Ca part dans tous les sens!

Parlez-nous de vos plus beaux souvenirs lors de l’organisation de l’Affordable Art Fair…

Je dirais que ma première foire en tant que Directrice est un merveilleux souvenir. Quelle fierté !

Un an de préparation où l’on travaille, avec Louise (Louise Malfait, Fair Manager), à peaufiner chaque détail. Cela nous demande beaucoup d’implication professionnelle qui oblige parfois à certaines concessions sur le plan personnel.

Pour la 9ème édition de l’Affordable Art Fair nous avons fait venir une artiste que l’on a découverte sur internet ; Emmanuelle Moureaux. L’artiste nous a fait l’honneur d’installer son œuvre « 100 COLORS » à l’entrée de la foire. Moment très fort pour Louise et moi.

Il y a aussi et surtout cette montée d’adrénaline où toute l’équipe est pendue à son Talkie-Walkie en attendant mon « GO », signalant l’ouverture de la foire.

Que fait Géraldine Hubot pendant son temps libre ?

Avec une enfant d’à peine un an, j’ai beaucoup moins de temps libre qu’avant. J’essaye de le passer d’abord avec ma famille. Le week-end, on cuisine en amoureux, on bouquine, on se promène avec notre fille et on prend souvent la voiture pour flâner à Anvers.

Un mot sur votre sélection curatoriale pour La peau de l’ours?

Pour ma sélection curatoriale, j’ai choisi l’artiste, Grégory Decock, pour l’humour et l’énergie positive qu’il diffuse au travers de son art. Comme lorsqu’il détourne des installations routières, où un dos-d’âne devient le chapeau de Magritte et un sens interdit, un sourire. J’aime particulièrement sa série d’encre sur papier ‘Les nouveaux Chemins’. L’artiste donne de l’autonomie à son geste, l’encre parcours le papier de manière aléatoire pour aboutir à un résultat aux traits parfaits.
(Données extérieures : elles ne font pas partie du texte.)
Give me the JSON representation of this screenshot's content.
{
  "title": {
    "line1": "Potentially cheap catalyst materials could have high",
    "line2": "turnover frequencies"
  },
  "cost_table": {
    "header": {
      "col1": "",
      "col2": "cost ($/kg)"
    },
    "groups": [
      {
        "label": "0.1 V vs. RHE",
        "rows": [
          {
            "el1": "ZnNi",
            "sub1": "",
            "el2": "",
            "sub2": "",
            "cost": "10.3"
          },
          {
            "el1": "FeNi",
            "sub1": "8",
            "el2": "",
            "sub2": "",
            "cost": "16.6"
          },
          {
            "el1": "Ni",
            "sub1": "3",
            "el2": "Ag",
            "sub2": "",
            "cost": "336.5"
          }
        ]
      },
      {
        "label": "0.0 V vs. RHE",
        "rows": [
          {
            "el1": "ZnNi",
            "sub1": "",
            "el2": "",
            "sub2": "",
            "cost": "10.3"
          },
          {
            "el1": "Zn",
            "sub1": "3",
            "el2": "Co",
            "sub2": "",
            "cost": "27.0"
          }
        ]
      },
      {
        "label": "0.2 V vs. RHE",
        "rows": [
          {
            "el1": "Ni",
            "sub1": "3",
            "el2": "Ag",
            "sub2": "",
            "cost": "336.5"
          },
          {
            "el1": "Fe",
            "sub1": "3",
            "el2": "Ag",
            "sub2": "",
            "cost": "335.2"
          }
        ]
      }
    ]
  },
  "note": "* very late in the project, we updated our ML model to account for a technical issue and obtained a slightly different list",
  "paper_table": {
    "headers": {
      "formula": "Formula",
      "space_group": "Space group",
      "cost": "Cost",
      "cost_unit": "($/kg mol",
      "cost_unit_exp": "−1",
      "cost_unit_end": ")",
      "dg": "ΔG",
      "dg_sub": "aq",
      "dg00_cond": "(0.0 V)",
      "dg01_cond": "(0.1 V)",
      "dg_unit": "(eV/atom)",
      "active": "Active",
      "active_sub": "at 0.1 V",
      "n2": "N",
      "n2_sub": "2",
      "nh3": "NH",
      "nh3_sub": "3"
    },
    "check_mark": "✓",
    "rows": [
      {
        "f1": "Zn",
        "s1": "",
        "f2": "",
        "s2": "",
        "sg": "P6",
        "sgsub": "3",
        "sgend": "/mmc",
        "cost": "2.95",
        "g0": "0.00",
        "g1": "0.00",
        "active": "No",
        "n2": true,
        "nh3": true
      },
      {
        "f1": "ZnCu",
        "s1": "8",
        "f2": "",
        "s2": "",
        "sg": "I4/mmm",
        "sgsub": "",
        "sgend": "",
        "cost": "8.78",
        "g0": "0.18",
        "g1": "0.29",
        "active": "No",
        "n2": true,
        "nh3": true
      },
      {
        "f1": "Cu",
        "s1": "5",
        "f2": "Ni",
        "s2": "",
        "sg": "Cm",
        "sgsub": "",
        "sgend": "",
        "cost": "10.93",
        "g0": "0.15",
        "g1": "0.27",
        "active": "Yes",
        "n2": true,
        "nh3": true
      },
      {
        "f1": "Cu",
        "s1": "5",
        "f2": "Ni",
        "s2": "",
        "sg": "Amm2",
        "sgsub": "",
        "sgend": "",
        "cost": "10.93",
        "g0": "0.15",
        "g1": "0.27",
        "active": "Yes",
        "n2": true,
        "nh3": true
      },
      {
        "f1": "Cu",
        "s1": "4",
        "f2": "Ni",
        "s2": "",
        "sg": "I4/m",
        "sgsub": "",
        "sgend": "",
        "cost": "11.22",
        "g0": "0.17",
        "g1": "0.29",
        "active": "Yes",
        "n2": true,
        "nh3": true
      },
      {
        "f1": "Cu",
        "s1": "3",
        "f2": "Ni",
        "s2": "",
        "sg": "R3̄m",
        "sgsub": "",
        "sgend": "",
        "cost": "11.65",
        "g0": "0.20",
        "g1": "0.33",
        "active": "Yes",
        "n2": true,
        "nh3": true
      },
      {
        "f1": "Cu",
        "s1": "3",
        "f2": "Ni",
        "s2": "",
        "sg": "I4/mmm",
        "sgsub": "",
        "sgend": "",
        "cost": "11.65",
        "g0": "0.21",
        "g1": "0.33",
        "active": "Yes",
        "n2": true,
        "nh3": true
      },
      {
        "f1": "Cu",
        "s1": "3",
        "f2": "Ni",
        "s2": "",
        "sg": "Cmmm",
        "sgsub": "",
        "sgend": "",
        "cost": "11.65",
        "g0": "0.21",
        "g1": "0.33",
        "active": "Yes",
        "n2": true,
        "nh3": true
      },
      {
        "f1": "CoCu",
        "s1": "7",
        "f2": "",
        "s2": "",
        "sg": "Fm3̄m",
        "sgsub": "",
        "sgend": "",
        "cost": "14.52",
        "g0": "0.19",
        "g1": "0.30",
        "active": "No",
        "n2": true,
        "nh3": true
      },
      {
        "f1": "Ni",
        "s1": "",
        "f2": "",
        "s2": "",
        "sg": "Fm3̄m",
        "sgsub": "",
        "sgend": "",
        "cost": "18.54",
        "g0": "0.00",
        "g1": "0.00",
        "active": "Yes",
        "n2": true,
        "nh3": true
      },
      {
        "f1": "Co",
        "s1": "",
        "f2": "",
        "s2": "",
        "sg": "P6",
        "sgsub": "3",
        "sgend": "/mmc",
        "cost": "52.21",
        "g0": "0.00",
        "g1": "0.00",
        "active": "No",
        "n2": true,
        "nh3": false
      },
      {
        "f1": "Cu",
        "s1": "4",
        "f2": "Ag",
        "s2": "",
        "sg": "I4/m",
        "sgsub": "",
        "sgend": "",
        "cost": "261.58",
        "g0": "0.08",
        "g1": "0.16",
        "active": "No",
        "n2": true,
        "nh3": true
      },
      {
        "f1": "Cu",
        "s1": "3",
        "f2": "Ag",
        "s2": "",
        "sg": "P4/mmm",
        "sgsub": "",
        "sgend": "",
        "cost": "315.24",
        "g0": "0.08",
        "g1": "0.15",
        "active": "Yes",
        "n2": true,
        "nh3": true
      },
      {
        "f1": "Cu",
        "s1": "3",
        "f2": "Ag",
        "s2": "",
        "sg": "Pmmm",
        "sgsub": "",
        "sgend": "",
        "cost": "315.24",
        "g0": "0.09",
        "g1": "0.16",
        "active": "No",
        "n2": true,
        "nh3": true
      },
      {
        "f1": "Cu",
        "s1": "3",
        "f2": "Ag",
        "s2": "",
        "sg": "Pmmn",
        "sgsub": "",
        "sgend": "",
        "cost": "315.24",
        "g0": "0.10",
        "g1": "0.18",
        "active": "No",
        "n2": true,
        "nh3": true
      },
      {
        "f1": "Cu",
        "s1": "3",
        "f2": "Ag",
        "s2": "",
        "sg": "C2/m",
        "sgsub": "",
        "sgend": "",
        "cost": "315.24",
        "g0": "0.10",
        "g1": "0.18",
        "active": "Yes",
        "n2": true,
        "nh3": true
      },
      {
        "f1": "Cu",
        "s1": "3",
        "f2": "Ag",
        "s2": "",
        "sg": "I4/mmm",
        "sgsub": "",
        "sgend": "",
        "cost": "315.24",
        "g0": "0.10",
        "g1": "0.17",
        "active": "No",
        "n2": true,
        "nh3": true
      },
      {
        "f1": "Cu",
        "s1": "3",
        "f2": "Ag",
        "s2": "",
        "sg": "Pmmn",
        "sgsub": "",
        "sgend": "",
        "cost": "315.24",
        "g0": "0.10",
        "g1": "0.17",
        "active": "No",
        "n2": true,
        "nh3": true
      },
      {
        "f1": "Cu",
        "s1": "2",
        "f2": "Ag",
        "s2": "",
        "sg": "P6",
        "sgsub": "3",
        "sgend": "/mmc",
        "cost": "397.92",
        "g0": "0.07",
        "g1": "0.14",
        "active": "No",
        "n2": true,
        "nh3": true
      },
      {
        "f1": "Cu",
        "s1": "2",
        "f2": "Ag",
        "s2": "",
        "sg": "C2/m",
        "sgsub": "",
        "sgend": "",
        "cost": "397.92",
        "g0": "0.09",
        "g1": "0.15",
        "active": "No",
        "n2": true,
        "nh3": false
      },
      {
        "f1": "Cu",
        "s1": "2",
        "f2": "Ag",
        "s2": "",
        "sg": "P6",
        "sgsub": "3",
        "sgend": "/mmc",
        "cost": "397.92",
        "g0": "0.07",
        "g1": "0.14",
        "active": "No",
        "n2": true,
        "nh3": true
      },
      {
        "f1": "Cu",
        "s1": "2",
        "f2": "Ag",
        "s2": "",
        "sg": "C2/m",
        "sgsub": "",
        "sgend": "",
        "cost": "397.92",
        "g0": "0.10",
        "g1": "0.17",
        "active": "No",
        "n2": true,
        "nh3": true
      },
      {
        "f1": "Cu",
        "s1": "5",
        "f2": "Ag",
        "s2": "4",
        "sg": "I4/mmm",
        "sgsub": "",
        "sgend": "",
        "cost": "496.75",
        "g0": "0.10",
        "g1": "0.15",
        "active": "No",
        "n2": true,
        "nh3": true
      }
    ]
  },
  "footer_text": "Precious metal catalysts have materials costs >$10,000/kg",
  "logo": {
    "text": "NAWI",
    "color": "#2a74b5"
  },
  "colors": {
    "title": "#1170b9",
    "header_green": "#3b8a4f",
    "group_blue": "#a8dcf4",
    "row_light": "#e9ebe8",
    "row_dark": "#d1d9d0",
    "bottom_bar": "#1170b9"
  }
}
Un travail qui me ressemble : je me lance et puis je vois où cela mène… tout en essayant d’aboutir à un résultat.

Des souvenirs d’exposition?

La dernière exposition que je suis allée voir est ‘Elements’ réalisée par la curatrice Jennifer Plasman, une amie. Elle y présentait un artiste que j’adore, Sébastien Bonin.

Sinon celles de Robert Mapplethorpe et de Niki de Saint Phalle au Grand Palais, à Paris.